In an intensive language program offered by the Lorenzo de Medici International Italian Institute, Case and Horn practiced Italian with professors who spoke to them only in that language, using gestures to convey the meanings of words and phrases. “We started out knowing nothing about the language,” Horn said. Their classmates came from countries around the world, and “many of them, already bilingual, had more experience of language study. At first we were at the low end of the class,” Case explained. “But after the first month, we started to pick up a bit.”
Housed in apartments in the center of old Florence, the students were confronted with the sound of Italian whenever they stepped outside. They did their own food shopping and cooking, speaking with vendors at the central market, a labyrinth of crisscrossing aisles among stalls selling everything from seafood to fruit. Italians buy fresh food every day and do not rely on shortcuts from cans and jars. “I had to learn to make my own pasta sauce, and it really is better,” Horn said. She took advantage of cooking classes offered at the Institute and tried her hand at homemade ravioli and spaghetti noodles.
After several weeks, Horn experienced the “huge psychological shift” common to all second language learners, when “the weird sounds I was mimicking actually felt like what I meant.” Case reported that “by the end of the course, we were doing really well. We’d had four exams and we aced all of them.”

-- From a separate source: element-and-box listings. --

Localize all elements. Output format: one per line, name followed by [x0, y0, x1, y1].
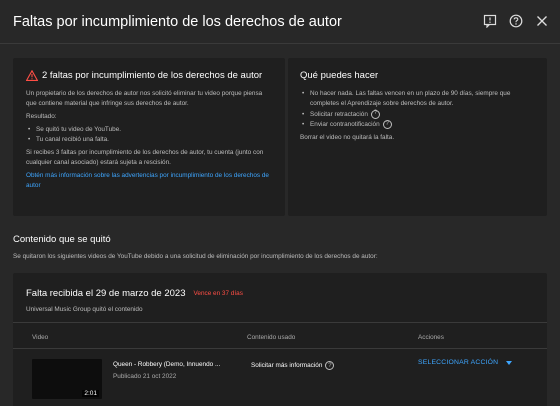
- removed-content-description: Se quitaron los siguientes videos de You…: [13, 253, 378, 260]
- header-icons: [482, 13, 550, 29]
- video-published-date: Publicado 21 oct 2022: [113, 373, 177, 380]
- dialog-title: Faltas por incumplimiento de los derecho…: [13, 13, 342, 30]
- result-item: Tu canal recibió una falta.: [26, 135, 272, 146]
- strike-summary-heading: 2 faltas por incumplimiento de los derec…: [26, 70, 272, 81]
- options-title: Qué puedes hacer: [300, 70, 379, 81]
- option-counter-notification[interactable]: Enviar contranotificación?: [300, 119, 535, 131]
- caret-down-icon: [506, 360, 513, 365]
- video-duration: 2:01: [82, 390, 99, 397]
- video-title[interactable]: Queen - Robbery (Demo, Innuendo ...: [113, 361, 220, 368]
- help-icon[interactable]: ?: [370, 109, 380, 119]
- divider: [13, 348, 547, 349]
- close-icon[interactable]: [534, 13, 550, 29]
- request-info-link[interactable]: Solicitar más información ?: [251, 361, 335, 370]
- feedback-icon[interactable]: [482, 13, 498, 29]
- column-header-actions: Acciones: [418, 334, 444, 341]
- options-list: No hacer nada. Las faltas vencen en un p…: [300, 89, 535, 131]
- termination-warning: Si recibes 3 faltas por incumplimiento d…: [26, 149, 264, 167]
- removed-content-title: Contenido que se quitó: [13, 234, 111, 245]
- warning-icon: [26, 70, 38, 81]
- column-header-video: Video: [32, 334, 49, 341]
- option-label: Solicitar retractación: [310, 110, 368, 118]
- strike-summary-card: 2 faltas por incumplimiento de los derec…: [13, 58, 285, 216]
- learn-more-link[interactable]: Obtén más información sobre las adverten…: [26, 171, 272, 191]
- dialog-content: 2 faltas por incumplimiento de los derec…: [0, 44, 560, 406]
- request-info-label: Solicitar más información: [251, 362, 323, 369]
- strike-summary-title: 2 faltas por incumplimiento de los derec…: [42, 70, 263, 81]
- strike-intro: Un propietario de los derechos de autor …: [26, 90, 263, 107]
- option-do-nothing: No hacer nada. Las faltas vencen en un p…: [300, 89, 535, 110]
- expiry-badge: Vence en 37 días: [193, 290, 243, 297]
- delete-note: Borrar el video no quitará la falta.: [300, 134, 395, 142]
- strike-card: Falta recibida el 29 de marzo de 2023 Ve…: [13, 273, 547, 406]
- dialog-header: Faltas por incumplimiento de los derecho…: [0, 0, 560, 44]
- options-card: Qué puedes hacer No hacer nada. Las falt…: [288, 58, 547, 216]
- help-icon[interactable]: ?: [382, 119, 392, 129]
- divider: [13, 322, 547, 323]
- option-label: Enviar contranotificación: [310, 121, 380, 129]
- column-header-content-used: Contenido usado: [247, 334, 296, 341]
- option-request-retraction[interactable]: Solicitar retractación?: [300, 109, 535, 120]
- strike-header: Falta recibida el 29 de marzo de 2023 Ve…: [26, 288, 243, 299]
- result-item: Se quitó tu video de YouTube.: [26, 125, 272, 136]
- help-icon[interactable]: [508, 13, 524, 29]
- help-icon[interactable]: ?: [325, 361, 335, 370]
- result-list: Se quitó tu video de YouTube. Tu canal r…: [26, 125, 272, 146]
- claimant-text: Universal Music Group quitó el contenido: [26, 306, 143, 313]
- video-thumbnail[interactable]: 2:01: [32, 359, 102, 399]
- result-label: Resultado:: [26, 112, 57, 120]
- strike-date-title: Falta recibida el 29 de marzo de 2023: [26, 288, 186, 299]
- select-action-label: SELECCIONAR ACCIÓN: [418, 359, 499, 366]
- select-action-dropdown[interactable]: SELECCIONAR ACCIÓN: [418, 359, 513, 366]
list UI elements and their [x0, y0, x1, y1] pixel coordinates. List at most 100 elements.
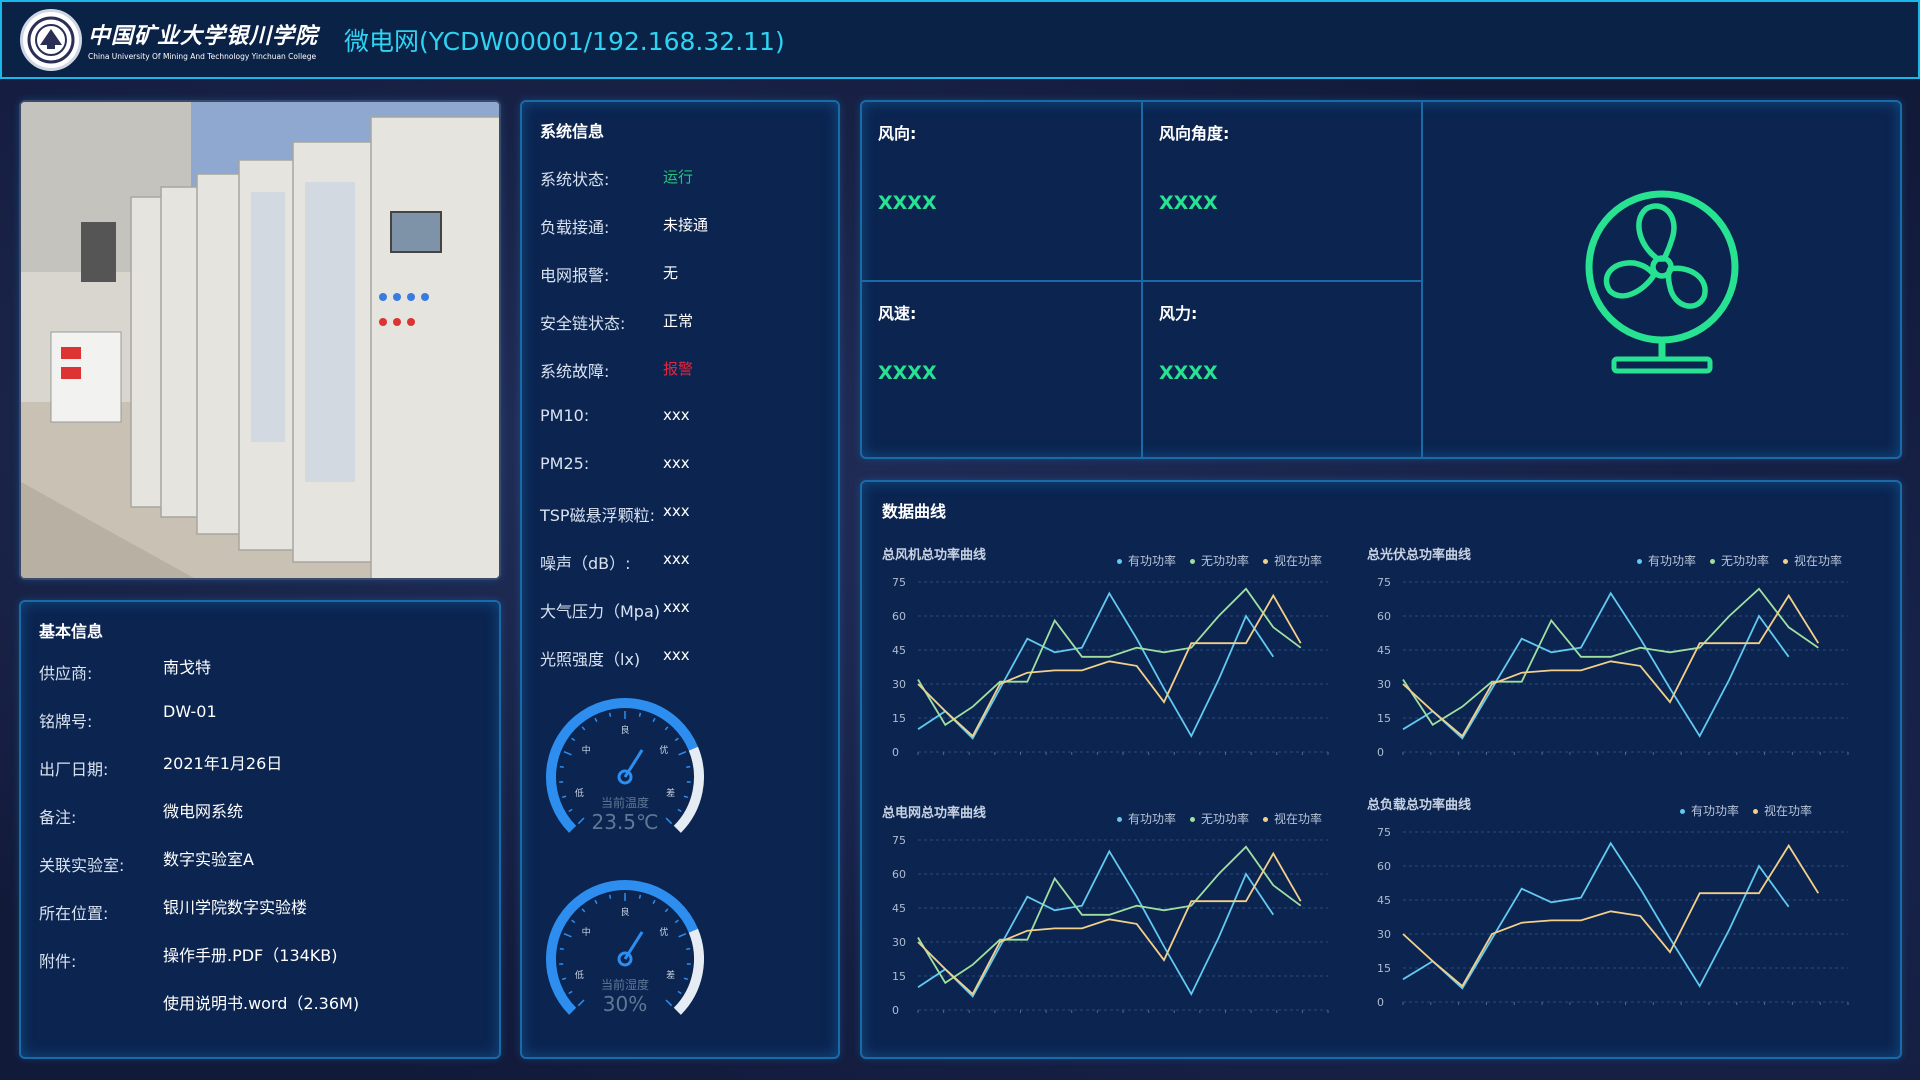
legend-item[interactable]: 有功功率: [1636, 552, 1696, 569]
chart-legend: 有功功率 无功功率 视在功率: [1116, 552, 1322, 569]
system-info-value: 正常: [663, 312, 694, 330]
system-info-value: xxx: [663, 550, 690, 568]
legend-label: 有功功率: [1690, 804, 1739, 818]
y-tick-label: 75: [1377, 826, 1391, 839]
system-info-value: xxx: [663, 598, 690, 616]
legend-label: 有功功率: [1127, 554, 1176, 568]
chart-legend: 有功功率 无功功率 视在功率: [1116, 810, 1322, 827]
chart-plot: 0 15 30 45 60 75: [1377, 826, 1849, 1009]
legend-item[interactable]: 有功功率: [1679, 802, 1739, 819]
gauge-caption: 当前温度: [600, 796, 649, 810]
legend-item[interactable]: 无功功率: [1709, 552, 1769, 569]
wind-angle-label: 风向角度:: [1159, 124, 1230, 143]
wind-angle-value: XXXX: [1159, 192, 1218, 214]
system-info-row: 光照强度（lx) xxx: [540, 646, 830, 669]
wind-direction-value: XXXX: [878, 192, 937, 214]
basic-info-row: 使用说明书.word（2.36M): [39, 990, 479, 1014]
y-tick-label: 0: [892, 1004, 899, 1017]
basic-info-row: 铭牌号: DW-01: [39, 702, 479, 731]
system-info-row: 大气压力（Mpa) xxx: [540, 598, 830, 621]
basic-info-row: 备注: 微电网系统: [39, 798, 479, 827]
system-info-value: 报警: [663, 360, 694, 378]
system-info-value: xxx: [663, 502, 690, 520]
system-info-row: 噪声（dB）: xxx: [540, 550, 830, 573]
power-chart: 总电网总功率曲线 有功功率 无功功率 视在功率 0 15 30 45 60 75: [882, 802, 1332, 1017]
legend-dot-icon: [1709, 559, 1715, 564]
system-info-row: PM25: xxx: [540, 454, 830, 476]
page-title: 微电网(YCDW00001/192.168.32.11): [344, 26, 785, 56]
basic-info-label: 所在位置:: [39, 904, 109, 923]
wind-direction-cell: 风向: XXXX: [862, 102, 1143, 282]
chart-title: 总电网总功率曲线: [882, 806, 987, 821]
legend-label: 无功功率: [1200, 812, 1249, 826]
basic-info-title: 基本信息: [39, 622, 104, 641]
legend-dot-icon: [1752, 809, 1758, 814]
y-tick-label: 60: [1377, 610, 1391, 623]
header-bar: 中国矿业大学银川学院 China University Of Mining An…: [0, 0, 1920, 79]
gauge-caption: 当前湿度: [600, 978, 649, 992]
basic-info-row: 供应商: 南戈特: [39, 654, 479, 683]
y-tick-label: 45: [892, 644, 906, 657]
series-line: [1402, 593, 1820, 738]
wind-speed-label: 风速:: [878, 304, 917, 323]
basic-info-row: 附件: 操作手册.PDF（134KB): [39, 942, 479, 971]
basic-info-value: 银川学院数字实验楼: [163, 898, 308, 917]
legend-item[interactable]: 有功功率: [1116, 810, 1176, 827]
system-info-label: PM25:: [540, 454, 590, 473]
legend-item[interactable]: 有功功率: [1116, 552, 1176, 569]
system-info-label: 安全链状态:: [540, 314, 626, 333]
legend-label: 视在功率: [1273, 554, 1322, 568]
system-info-row: PM10: xxx: [540, 406, 830, 428]
wind-direction-label: 风向:: [878, 124, 917, 143]
chart-plot: 0 15 30 45 60 75: [892, 576, 1329, 759]
system-info-label: 光照强度（lx): [540, 650, 641, 669]
school-name-cn: 中国矿业大学银川学院: [88, 23, 319, 49]
y-tick-label: 30: [892, 936, 906, 949]
legend-dot-icon: [1189, 817, 1195, 822]
basic-info-row: 出厂日期: 2021年1月26日: [39, 750, 479, 779]
school-emblem-icon: [20, 8, 82, 71]
basic-info-label: 出厂日期:: [39, 760, 109, 779]
system-info-label: PM10:: [540, 406, 590, 425]
legend-item[interactable]: 无功功率: [1189, 810, 1249, 827]
basic-info-label: 关联实验室:: [39, 856, 125, 875]
basic-info-value[interactable]: 使用说明书.word（2.36M): [163, 990, 359, 1014]
legend-item[interactable]: 视在功率: [1782, 552, 1842, 569]
power-chart: 总光伏总功率曲线 有功功率 无功功率 视在功率 0 15 30 45 60 75: [1367, 544, 1852, 759]
y-tick-label: 0: [1377, 996, 1384, 1009]
power-chart: 总负载总功率曲线 有功功率 视在功率 0 15 30 45 60 75: [1367, 794, 1852, 1009]
wind-panel: 风向: XXXX 风向角度: XXXX 风速: XXXX 风力: XXXX: [860, 100, 1902, 459]
system-info-label: 负载接通:: [540, 218, 610, 237]
system-info-row: TSP磁悬浮颗粒: xxx: [540, 502, 830, 525]
wind-power-value: XXXX: [1159, 362, 1218, 384]
system-info-label: 电网报警:: [540, 266, 610, 285]
legend-item[interactable]: 视在功率: [1262, 552, 1322, 569]
legend-item[interactable]: 视在功率: [1262, 810, 1322, 827]
y-tick-label: 0: [892, 746, 899, 759]
system-info-value: xxx: [663, 406, 690, 424]
series-line: [1402, 587, 1819, 727]
gauge-mark: 优: [659, 926, 668, 938]
legend-label: 视在功率: [1793, 554, 1842, 568]
chart-title: 总光伏总功率曲线: [1367, 548, 1472, 563]
legend-item[interactable]: 无功功率: [1189, 552, 1249, 569]
equipment-photo: [19, 100, 501, 580]
school-name-en: China University Of Mining And Technolog…: [88, 52, 317, 61]
gauge-value: 30%: [602, 992, 648, 1016]
series-line: [917, 593, 1302, 738]
legend-dot-icon: [1116, 559, 1122, 564]
legend-label: 视在功率: [1273, 812, 1322, 826]
basic-info-value: 南戈特: [163, 658, 212, 677]
data-curves-title: 数据曲线: [882, 502, 947, 521]
y-tick-label: 60: [1377, 860, 1391, 873]
gauge-mark: 中: [582, 744, 591, 756]
power-chart: 总风机总功率曲线 有功功率 无功功率 视在功率 0 15 30 45 60 75: [882, 544, 1332, 759]
legend-dot-icon: [1116, 817, 1122, 822]
legend-label: 有功功率: [1647, 554, 1696, 568]
y-tick-label: 15: [1377, 962, 1391, 975]
legend-label: 无功功率: [1720, 554, 1769, 568]
wind-angle-cell: 风向角度: XXXX: [1143, 102, 1423, 282]
system-info-row: 负载接通: 未接通: [540, 214, 830, 237]
legend-item[interactable]: 视在功率: [1752, 802, 1812, 819]
basic-info-value[interactable]: 操作手册.PDF（134KB): [163, 942, 338, 966]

Language learning “puts smaller tasks into perspective,” Case said. Horn admitted to having been “one of those people terrified to walk into a new store.” During her first weeks in Florence, “I could hardly buy anything. I’d walk in, hyperventilate, and walk out. But by the end of the program I was fearlessly buying my own veggies and prosciutto.” Now at home, small challenges seem easy. “I think to myself, well, at least I don’t have to fumble through this in Italian!”
Case said he learned to organize his thoughts before joining a discussion. In one conversation exercise his Italian teacher introduced the topic of gun ownership. The right to keep and bear arms is unknown or limited in other countries, his fellow students said. “A few were able to question these restrictions, but most agreed with their own nation’s rules. So I had to do my best to make an argument for the 2nd amendment in Italian.”
Horn and Case used weekends to travel around Italy. “Walking through the Roman forum, I had that feeling of awe and dizziness called the ‘Stendhal syndrome,’” said Case, who will begin his third semester of Latin this fall and who, like Horn, is drawn to ancient history and political thought. When Case learned the Ashbrook Scholar program offered an opportunity to read the original works of ancient thinkers, he leapt at the opportunity to enroll and now balances a philosophy major with majors in history and political science. Horn, majoring in history and political science, plans a senior thesis that will compare ancient and modern statesmanship.